Ambition is a funny thing. I have to admit that I was very ambitious as a young woman but I see now, because life can only be understood backwards, that most of my so-called ambitions were simply consumerist desires masquerading as life goals. It was the 80s so I wanted to live in New York City, even though the hairy goddess knows it would have chewed me up and spat me out. I wanted to drive a Jag, in English Racing Green. See consumerist nonsense. After a couple of big life upheavals, my pre-30 ambitions changed; my own business, a baby and a trip to Paris. Perhaps a trip to Paris is consumerist but not the way I do it, with museum passes and comfortable footwear.
I’ve never been terribly athletic. No, that’s not true. I’ve always had a little bit of aptitude in that area but I hated ‘losing’ so shied away from competition. For years I told myself that I wasn’t competitive, but the truth is I am more of a collaborative person and I hate the fact that for someone to win, someone must lose. After years of intermittant therapy and personal development I can finally admit that I don’t like it when that person is me.
My ‘athletic’ pursuits tend towards the non-competitive anyway. I love yoga asana classes, Qi Gong, dancing. I’ve started doing a dance class with my friend because I was finding my tap class a little too ambitious. Although we’d tried to explain to our young and talented teacher that none of us had plans to dance on Broadway any time soon, he insisted on try to teach us things that were just too difficult, things that would have been too hard for me in my 20s.
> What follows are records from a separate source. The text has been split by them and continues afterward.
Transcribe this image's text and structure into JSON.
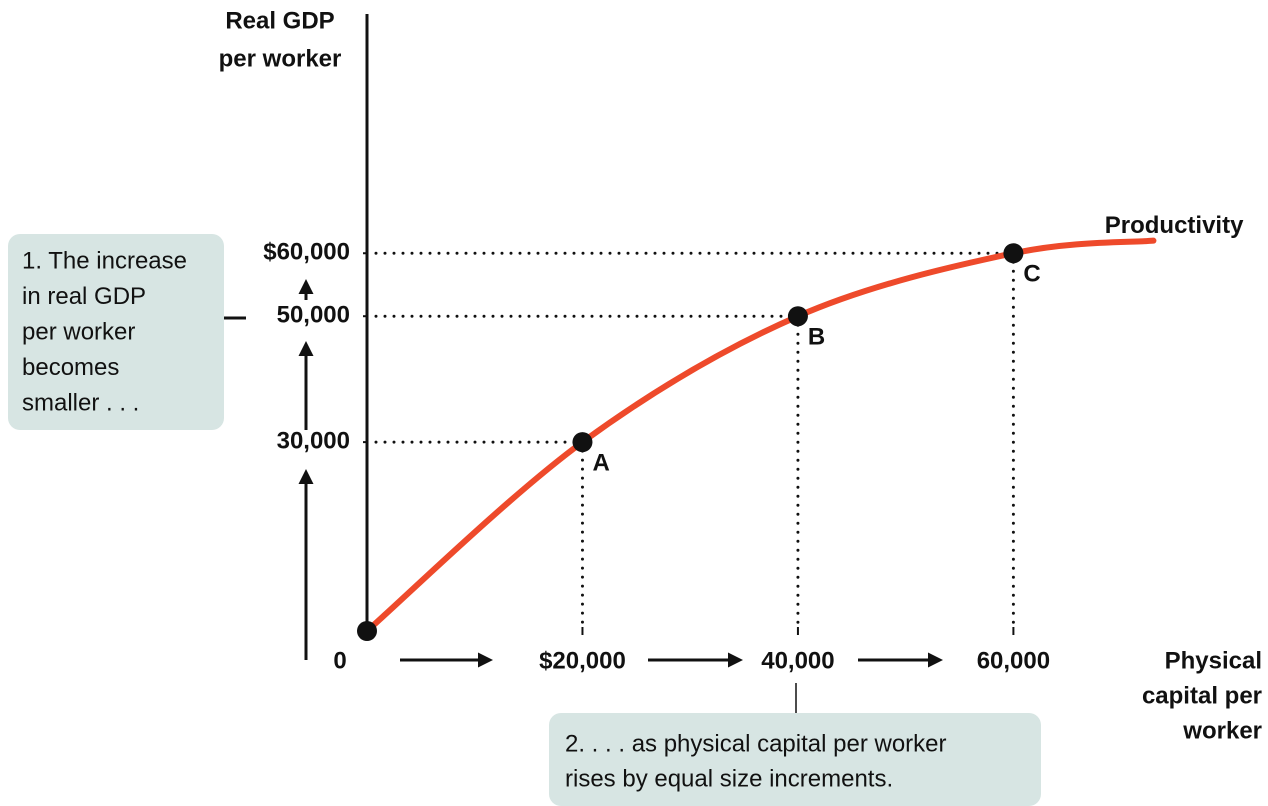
{
  "chart_data": {
    "type": "line",
    "ylabel": [
      "Real GDP",
      "per worker"
    ],
    "xlabel": [
      "Physical",
      "capital per",
      "worker"
    ],
    "x": [
      0,
      20000,
      40000,
      60000,
      73000
    ],
    "series": [
      {
        "name": "Productivity",
        "color": "#ee4a2b",
        "values": [
          0,
          30000,
          50000,
          60000,
          62000
        ],
        "point_labels": [
          null,
          "A",
          "B",
          "C",
          null
        ],
        "markers": [
          true,
          true,
          true,
          true,
          false
        ]
      }
    ],
    "xlim": [
      0,
      75000
    ],
    "ylim": [
      0,
      98000
    ],
    "xticks": [
      0,
      {
        "value": 20000,
        "label": "$20,000"
      },
      {
        "value": 40000,
        "label": "40,000"
      },
      {
        "value": 60000,
        "label": "60,000"
      }
    ],
    "yticks": [
      {
        "value": 30000,
        "label": "30,000"
      },
      {
        "value": 50000,
        "label": "50,000"
      },
      {
        "value": 60000,
        "label": "$60,000"
      }
    ],
    "annotations": [
      [
        "1. The increase",
        "in real GDP",
        "per worker",
        "becomes",
        "smaller . . ."
      ],
      [
        "2. . . . as physical capital per worker",
        "rises by equal size increments."
      ]
    ]
  }
}
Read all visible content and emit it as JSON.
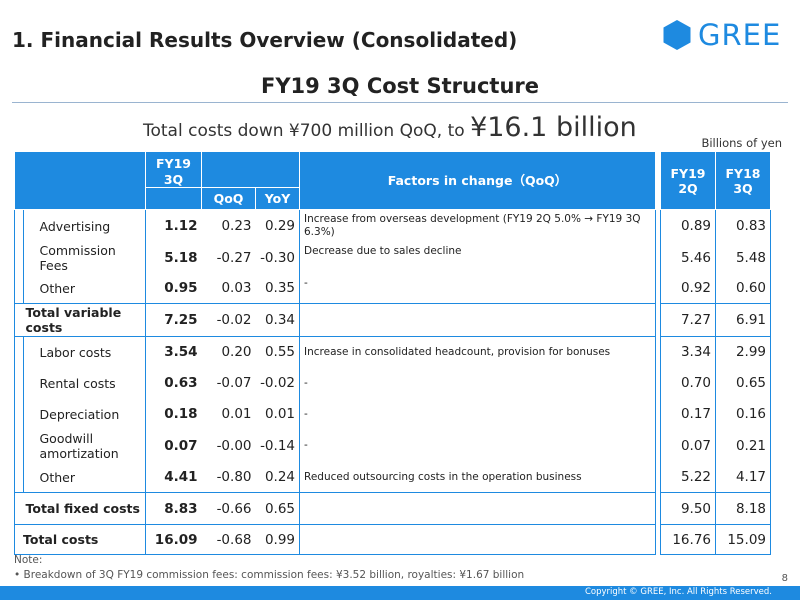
{
  "header": {
    "title": "1. Financial Results Overview (Consolidated)",
    "logo_text": "GREE",
    "subtitle": "FY19 3Q Cost Structure"
  },
  "headline": {
    "prefix": "Total costs down ¥700 million QoQ, to ",
    "highlight": "¥16.1 billion"
  },
  "unit_label": "Billions of yen",
  "table": {
    "col_headers": {
      "fy19_3q": "FY19\n3Q",
      "qoq": "QoQ",
      "yoy": "YoY",
      "factors": "Factors in change（QoQ）",
      "fy19_2q": "FY19\n2Q",
      "fy18_3q": "FY18\n3Q"
    },
    "rows": [
      {
        "label": "Advertising",
        "fy19_3q": "1.12",
        "qoq": "0.23",
        "yoy": "0.29",
        "factor": "Increase from overseas development (FY19 2Q 5.0% → FY19 3Q 6.3%)",
        "fy19_2q": "0.89",
        "fy18_3q": "0.83"
      },
      {
        "label": "Commission Fees",
        "fy19_3q": "5.18",
        "qoq": "-0.27",
        "yoy": "-0.30",
        "factor": "Decrease due to sales decline",
        "fy19_2q": "5.46",
        "fy18_3q": "5.48"
      },
      {
        "label": "Other",
        "fy19_3q": "0.95",
        "qoq": "0.03",
        "yoy": "0.35",
        "factor": "-",
        "fy19_2q": "0.92",
        "fy18_3q": "0.60"
      },
      {
        "label": "Total variable costs",
        "fy19_3q": "7.25",
        "qoq": "-0.02",
        "yoy": "0.34",
        "factor": "",
        "fy19_2q": "7.27",
        "fy18_3q": "6.91"
      },
      {
        "label": "Labor costs",
        "fy19_3q": "3.54",
        "qoq": "0.20",
        "yoy": "0.55",
        "factor": "Increase in consolidated headcount, provision for bonuses",
        "fy19_2q": "3.34",
        "fy18_3q": "2.99"
      },
      {
        "label": "Rental costs",
        "fy19_3q": "0.63",
        "qoq": "-0.07",
        "yoy": "-0.02",
        "factor": "-",
        "fy19_2q": "0.70",
        "fy18_3q": "0.65"
      },
      {
        "label": "Depreciation",
        "fy19_3q": "0.18",
        "qoq": "0.01",
        "yoy": "0.01",
        "factor": "-",
        "fy19_2q": "0.17",
        "fy18_3q": "0.16"
      },
      {
        "label": "Goodwill amortization",
        "fy19_3q": "0.07",
        "qoq": "-0.00",
        "yoy": "-0.14",
        "factor": "-",
        "fy19_2q": "0.07",
        "fy18_3q": "0.21"
      },
      {
        "label": "Other",
        "fy19_3q": "4.41",
        "qoq": "-0.80",
        "yoy": "0.24",
        "factor": "Reduced outsourcing costs in the operation business",
        "fy19_2q": "5.22",
        "fy18_3q": "4.17"
      },
      {
        "label": "Total fixed costs",
        "fy19_3q": "8.83",
        "qoq": "-0.66",
        "yoy": "0.65",
        "factor": "",
        "fy19_2q": "9.50",
        "fy18_3q": "8.18"
      },
      {
        "label": "Total costs",
        "fy19_3q": "16.09",
        "qoq": "-0.68",
        "yoy": "0.99",
        "factor": "",
        "fy19_2q": "16.76",
        "fy18_3q": "15.09"
      }
    ]
  },
  "note": {
    "title": "Note:",
    "line1": "• Breakdown of 3Q FY19 commission fees: commission fees: ¥3.52 billion, royalties: ¥1.67 billion"
  },
  "page_number": "8",
  "copyright": "Copyright © GREE, Inc. All Rights Reserved.",
  "colors": {
    "accent": "#1e8ae0",
    "rule": "#9ab4d0"
  }
}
I just want to move my body and try to keep the fat to a minimum so I never have to take a spin class.
I am a little ambitious about my writing. I’ve even started entering a few writing comps, which are by definition, competitive. But I don’t see other writers, whether we’re talking about Jojo Moyes or my fellow Writers’ Association peeps, as competition. I see them as colleagues, and fellow travellers on the journey. Some are further ahead and some are just starting to write.
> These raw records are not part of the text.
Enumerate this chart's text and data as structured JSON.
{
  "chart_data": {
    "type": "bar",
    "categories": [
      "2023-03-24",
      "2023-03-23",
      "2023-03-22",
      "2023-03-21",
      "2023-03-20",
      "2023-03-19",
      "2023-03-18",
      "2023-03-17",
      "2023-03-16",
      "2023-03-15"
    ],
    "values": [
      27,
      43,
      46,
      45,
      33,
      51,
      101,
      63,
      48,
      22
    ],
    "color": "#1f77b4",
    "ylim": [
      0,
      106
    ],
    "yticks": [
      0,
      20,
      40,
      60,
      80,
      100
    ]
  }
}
I’m all about the ‘rising tide lifting all boats.’ And I need to tell myself that it’s okay if I have some success. I have a few patterns around self-saboutage and ‘deserving success’ that I still need to confront. It seems that my school teachers and other influences from childhood could be divided into two groups; the Yayers and the Nayers. Unfortunately, the Yayers were few and far between, so I listened to the Nayers and eventually any Yayers just sounded like they were blowing smoke up my ass. I’m learning to be my own Yayer and to listen carefully to feedback and criticism without unconditionally accepting it without discernment. I need to stop thinking that each and every criticism of my work has 100% accuracy, a bad habit I picked up when making art to a brief.
Listening today to this: Rachel Griffiths reclaiming ‘Like a Girl’ on No Filter podcast.